As mentioned, the kit provided black decals for the windows, and these window decals are connected by clear carrier film. But similar to minor gaps and scratches, the carrier film is rather unsightly and sticks out on the bare metal finish at this small scale.
To get around this problem, I made actual size (1/1) copies of the decal sheet to use as decal placement templates. On each side, I first cut out the copy of the entire side decal from my 1/1 decal copy and taped it above the fuselage to the tail at one end and at the bottom to the fuselage at the other. With a new sharp #11 blade, I then carefully trimmed away the clear carrier film from around each individual window decal before floating and then placed each window individually on the metal finish fuselage using my copy above as a guide for the exact location of each window and insignia. This yields an great looking result.
Next, I trimmed as much clear carrier from around the tail numbers as possible and placed them. And finally, I placed each of the insignias on the top and bottom of the wings as instructed.
I finished with the propellers, first coating them in Future, and then placing the center decals and tip decals. The tip decals took a lot of red Micro Sol to get the front and back decals to join together and nestle down. I then hit them with Testors Dullcoat from a can.

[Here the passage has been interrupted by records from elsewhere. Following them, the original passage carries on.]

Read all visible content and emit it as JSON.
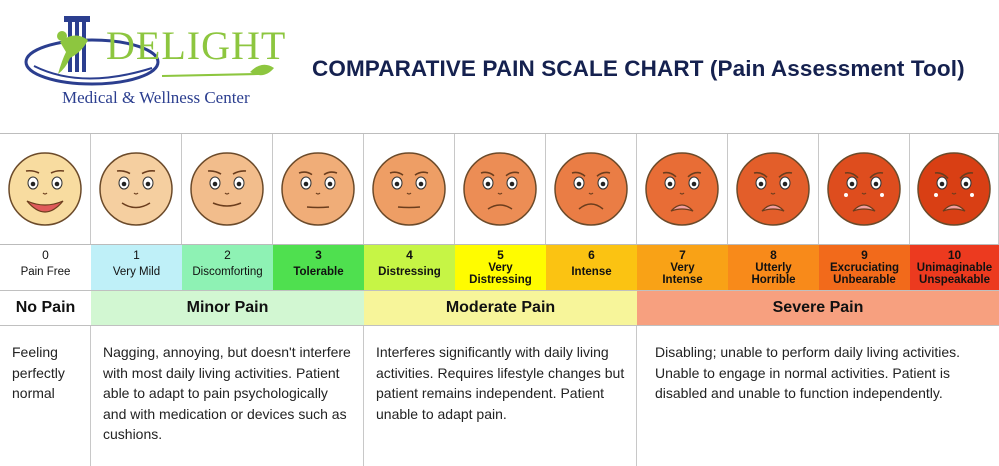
{
  "logo": {
    "word": "DELIGHT",
    "subtitle": "Medical & Wellness Center"
  },
  "title": "COMPARATIVE PAIN SCALE CHART (Pain Assessment Tool)",
  "levels": [
    {
      "number": "0",
      "label": "Pain Free",
      "color": "#ffffff"
    },
    {
      "number": "1",
      "label": "Very Mild",
      "color": "#bff0f8"
    },
    {
      "number": "2",
      "label": "Discomforting",
      "color": "#8ef2b4"
    },
    {
      "number": "3",
      "label": "Tolerable",
      "color": "#4fe04f"
    },
    {
      "number": "4",
      "label": "Distressing",
      "color": "#c6f545"
    },
    {
      "number": "5",
      "label": "Very\nDistressing",
      "color": "#fffc00"
    },
    {
      "number": "6",
      "label": "Intense",
      "color": "#fbc312"
    },
    {
      "number": "7",
      "label": "Very\nIntense",
      "color": "#f9a216"
    },
    {
      "number": "8",
      "label": "Utterly\nHorrible",
      "color": "#f88a1a"
    },
    {
      "number": "9",
      "label": "Excruciating\nUnbearable",
      "color": "#f26a1b"
    },
    {
      "number": "10",
      "label": "Unimaginable\nUnspeakable",
      "color": "#ec3a1f"
    }
  ],
  "groups": [
    {
      "label": "No Pain",
      "color": "#ffffff"
    },
    {
      "label": "Minor Pain",
      "color": "#d2f7d2"
    },
    {
      "label": "Moderate Pain",
      "color": "#f7f59a"
    },
    {
      "label": "Severe Pain",
      "color": "#f7a07f"
    }
  ],
  "descriptions": [
    "Feeling perfectly normal",
    "Nagging, annoying, but doesn't interfere with most daily living activities. Patient able to adapt to pain psychologically and  with medication or devices such as cushions.",
    "Interferes significantly with daily living activities. Requires lifestyle changes but patient remains independent. Patient unable to adapt pain.",
    "Disabling; unable to perform daily living activities. Unable to engage in normal activities. Patient is disabled and unable to function independently."
  ],
  "face_colors": [
    "#f8dca0",
    "#f5cfa0",
    "#f2bd8c",
    "#f0ad78",
    "#ee9e65",
    "#ec8d55",
    "#ea7d45",
    "#e86d36",
    "#e35e2a",
    "#de4d1e",
    "#d93f14"
  ]
}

After letting the decals dry over night I gave the entire model a coat of Future to give it a gloss finish. I then set in the propellers.
· Planes of the Presidents: An Illustrated History of Air Force One; Bill Holder; Schiffer Military History Books, Atglen, PA, 2000
· Air Classics Magazine, April 1973, Volume 9, Number 4
· Various web sites for reference photos, generated by search engine entries on the plane’s military designation, callsign, and/or nick name, i.e., “VC-54C” and/or “Sacred Cow” into Google Images and scroll through the results and you’ll get at plenty of good photos from many angles. Save the photos (right click on them and click “save photo as”) to your hard drive, then just zoom in on the area you want.
FYI, this was the second kit in a little theme build I’ve done of the history of presidential aircraft, of a total of eight planes and one helicopter. (See my other reviews of Presidential/VIP Aircraft.)
I enjoyed the kit. It’s a fairy easy kit to build, without windows or any interior. Beginners and intermediate (me) modelers will be challenged to get a flawlessly smooth bare metal finish. (I wasn’t entirely successful!) It should be a fun build for the expert modeler. And the historical subject, with the elevator, makes it interesting.